The event has been celebrated at UTEP for many years. This year, The Office of Student Life will be closely collaborating with Student Government Association, the Mexican Consulate in El Paso, the student organization Vision Mexico, faculty and staff from the language and linguistics department and the Center for Inter-American and Border Studies.

Barrio said he hopes students will get a lot out of the event.

“We really hope that the students get an opportunity to learn about Mexico’s history and traditions and we encourage our students to participate and to get to know more about the Mexican culture,” Barrio said. “Our strategic location at the US-Mexico border provides a unique opportunity for our students to live a binational experience.”

Sergio Baltazar, president of Vision Mexico, which supports the Mexican student population at UTEP, said the event is important for the organization because it profiles the importance of celebrating the Mexican culture.

“Celebrating the day of independence as a largely Mexican community is important because it is part of our identity,” Baltazar said. “It’s important to continue with the traditions and values that come with being Mexican as our community continues to grow.”

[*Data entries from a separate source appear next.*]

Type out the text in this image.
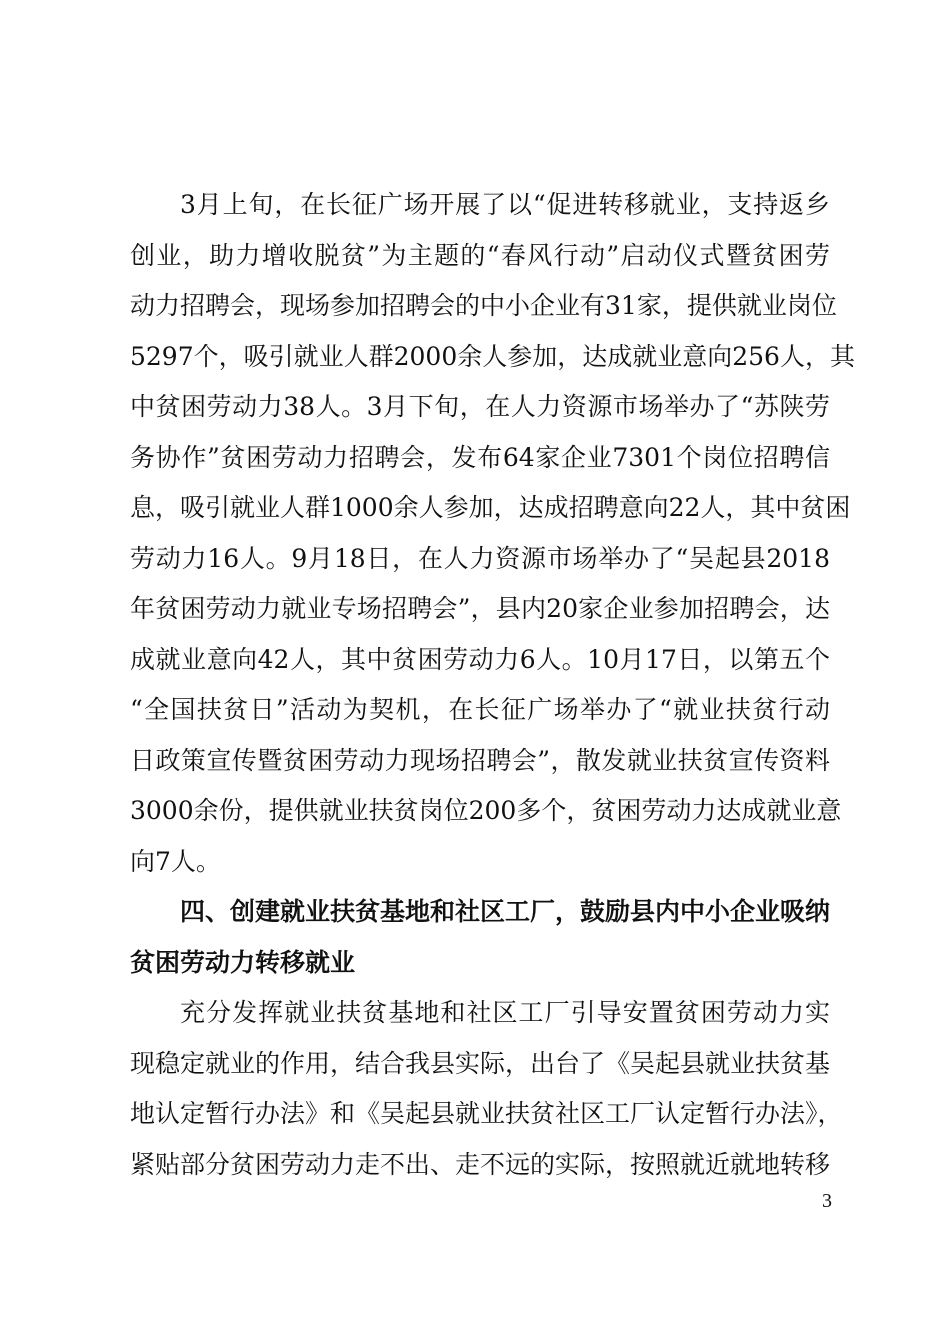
3月上旬，在长征广场开展了以“促进转移就业，支持返乡
创业，助力增收脱贫”为主题的“春风行动”启动仪式暨贫困劳
动力招聘会，现场参加招聘会的中小企业有31家，提供就业岗位
5297个，吸引就业人群2000余人参加，达成就业意向256人，其
中贫困劳动力38人。3月下旬，在人力资源市场举办了“苏陕劳
务协作”贫困劳动力招聘会，发布64家企业7301个岗位招聘信
息，吸引就业人群1000余人参加，达成招聘意向22人，其中贫困
劳动力16人。9月18日，在人力资源市场举办了“吴起县2018
年贫困劳动力就业专场招聘会”，县内20家企业参加招聘会，达
成就业意向42人，其中贫困劳动力6人。10月17日，以第五个
“全国扶贫日”活动为契机，在长征广场举办了“就业扶贫行动
日政策宣传暨贫困劳动力现场招聘会”，散发就业扶贫宣传资料
3000余份，提供就业扶贫岗位200多个，贫困劳动力达成就业意
向7人。
四、创建就业扶贫基地和社区工厂，鼓励县内中小企业吸纳
贫困劳动力转移就业
充分发挥就业扶贫基地和社区工厂引导安置贫困劳动力实
现稳定就业的作用，结合我县实际，出台了《吴起县就业扶贫基
地认定暂行办法》和《吴起县就业扶贫社区工厂认定暂行办法》，
紧贴部分贫困劳动力走不出、走不远的实际，按照就近就地转移
3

Baltazar said the entertainment for the event, which will  include  mariachi’s and  folklorico dancers, is designed to showcase the Mexican culture.

“Mariachi music and folklorico dancers are the most important forms of entertainment and art in the Mexican culture,” Baltazar said. “It’s traditional when it comes to Mexican celebrations.”

Mexico proclaimed their independence from Spain with of the Grito de Dolores, or cry of Dolores, the “pronunciamiento” of the end of the war. Although Mexico did not gain their independence from Spain until Sept. 27, 1821, 16 de septiembre is celebrated as their independence day.

“This year we celebrate the 205th anniversary of Mexico’s Independence from Spain,” Barrio said. “This was the foundation of modern Mexico, and this event constitutes Mexico’s most important civic festivity.”

Overall, Barrio hopes students are inspired by this event to learn more about  Mexico’s  traditions   and  cultures.

“We hope that with this event our students become familiar with the Mexican independence traditions,” Barrio said. “With programs like this, our goal is to always educate our students, create awareness and continue to foster the relationships we have around the world and, more specifically, with countries like Mexico.”

April Delaney, junior art education major, said  although her  family doesn’t do much to celebrate it, her mom does a little something for it every year.

“My mom’s from Mexico, so she acknowledges it every year,” Delaney said.

Ivonne Espinosa, junior nursing major, said she plans on celebrating 16 de septiembre by going to an art festival in Ciudad Juárez.

“I’m going to Arte  en el Parque, which is a fair that has art and music and shows  different  aspects of the Mexican Culture,” Espinosa said. “There are parades celebrating it as well.”